The human brain is malleable, it learns and adapts. Numerous research studies have focused on the impact of action video games on the brain by measuring cognitive abilities, such as perception, attention and reaction time. An international team of psychologists, led by the University of Geneva (UNIGE), Switzerland, has assembled data from the last fifteen years to quantify how action video games impact cognition. The present study focuses on one specific video game genre, action video (war or shooter) games that have long been considered as mind-numbing and how they influence the cognitive skills of players. A total of 8,970 individuals between the ages of 6 and 40, including action gamers and non-gamers, took a number of psychometric tests in studies conducted by laboratories across the world with the aim of evaluating their cognitive abilities. The assessments included spatial attention (e.g. quickly detecting a dog in a herd of animals) as well as assessing their skills at managing multiple tasks simultaneously and changing their plans according to pre-determined rules. It was found that the cognition of gamers was better by one-half of a standard deviation compared to non-gamers.

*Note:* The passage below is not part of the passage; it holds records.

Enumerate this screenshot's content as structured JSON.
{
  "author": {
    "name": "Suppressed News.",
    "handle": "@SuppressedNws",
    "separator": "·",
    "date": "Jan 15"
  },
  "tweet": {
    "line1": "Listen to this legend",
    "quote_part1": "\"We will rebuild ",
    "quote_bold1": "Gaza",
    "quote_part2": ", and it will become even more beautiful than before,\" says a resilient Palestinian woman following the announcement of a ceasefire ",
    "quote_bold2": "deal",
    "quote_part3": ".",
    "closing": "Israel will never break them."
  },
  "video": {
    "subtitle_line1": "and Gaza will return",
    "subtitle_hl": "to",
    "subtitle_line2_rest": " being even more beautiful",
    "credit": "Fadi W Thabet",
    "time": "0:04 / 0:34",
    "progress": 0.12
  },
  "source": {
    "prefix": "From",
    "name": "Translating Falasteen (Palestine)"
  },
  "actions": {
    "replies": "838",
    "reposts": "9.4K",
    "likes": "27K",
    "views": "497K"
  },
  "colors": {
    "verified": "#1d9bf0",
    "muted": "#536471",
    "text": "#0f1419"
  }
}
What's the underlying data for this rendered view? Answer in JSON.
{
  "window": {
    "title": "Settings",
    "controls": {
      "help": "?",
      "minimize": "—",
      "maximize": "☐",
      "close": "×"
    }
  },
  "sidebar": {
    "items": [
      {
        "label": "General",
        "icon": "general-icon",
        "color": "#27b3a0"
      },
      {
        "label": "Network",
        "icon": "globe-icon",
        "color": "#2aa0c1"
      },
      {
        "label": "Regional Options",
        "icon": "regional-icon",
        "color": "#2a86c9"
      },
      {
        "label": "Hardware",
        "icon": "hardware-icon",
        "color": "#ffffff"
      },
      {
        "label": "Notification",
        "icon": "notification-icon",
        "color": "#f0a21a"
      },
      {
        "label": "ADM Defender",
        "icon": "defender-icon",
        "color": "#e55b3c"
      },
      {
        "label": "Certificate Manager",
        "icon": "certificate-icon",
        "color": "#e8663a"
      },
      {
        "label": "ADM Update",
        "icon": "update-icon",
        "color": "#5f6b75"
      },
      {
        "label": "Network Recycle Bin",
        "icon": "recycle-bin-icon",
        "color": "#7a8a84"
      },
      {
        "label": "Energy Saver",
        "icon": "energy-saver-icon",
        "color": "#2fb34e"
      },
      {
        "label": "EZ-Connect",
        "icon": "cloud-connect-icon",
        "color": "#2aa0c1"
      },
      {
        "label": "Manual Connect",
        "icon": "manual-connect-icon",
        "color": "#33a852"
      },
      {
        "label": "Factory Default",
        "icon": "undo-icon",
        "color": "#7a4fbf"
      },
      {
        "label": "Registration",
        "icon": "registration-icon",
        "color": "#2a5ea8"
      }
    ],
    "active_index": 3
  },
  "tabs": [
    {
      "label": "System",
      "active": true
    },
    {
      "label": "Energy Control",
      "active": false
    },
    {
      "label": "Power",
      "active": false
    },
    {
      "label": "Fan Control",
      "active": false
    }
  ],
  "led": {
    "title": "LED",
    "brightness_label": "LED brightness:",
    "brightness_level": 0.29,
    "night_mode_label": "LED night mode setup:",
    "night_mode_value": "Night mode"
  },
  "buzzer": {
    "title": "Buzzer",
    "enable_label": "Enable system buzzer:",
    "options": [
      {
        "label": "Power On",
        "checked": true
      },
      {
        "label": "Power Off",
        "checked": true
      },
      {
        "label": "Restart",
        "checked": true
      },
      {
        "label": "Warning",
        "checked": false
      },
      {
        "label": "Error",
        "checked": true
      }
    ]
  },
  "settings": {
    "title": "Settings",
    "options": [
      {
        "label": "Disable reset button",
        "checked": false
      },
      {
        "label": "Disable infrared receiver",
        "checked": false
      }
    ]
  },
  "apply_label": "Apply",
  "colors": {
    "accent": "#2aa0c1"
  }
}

The psychologists proceeded to analyze intervention studies as part of the second meta-analysis. 2,883 people (men and women) who played for a maximum of one hour a week were first tested for their cognitive abilities and then randomly divided into two groups: one played action games (war or shooter games), the other played control games (SIMS, Puzzle, Tetris). Both groups played for at least 8 hours over a week and up to 50 hours over 12 weeks. At the end of the training, participants underwent cognitive testing to measure any changes in their cognitive abilities. The results were beyond dispute: individuals playing action videos increased their cognition more than those playing the control games with the difference in cognitive abilities between these two training groups being of one-third of a standard deviation. Despite the good news for avid gamers, it is worth highlighting that these beneficial effects were observed in studies that asked individuals to space their game play out over a period of many weeks to months rather than to engage in a large amount of gaming in a single sitting. As is true in any learning activity, short bouts of repeated practice is much preferred over binging.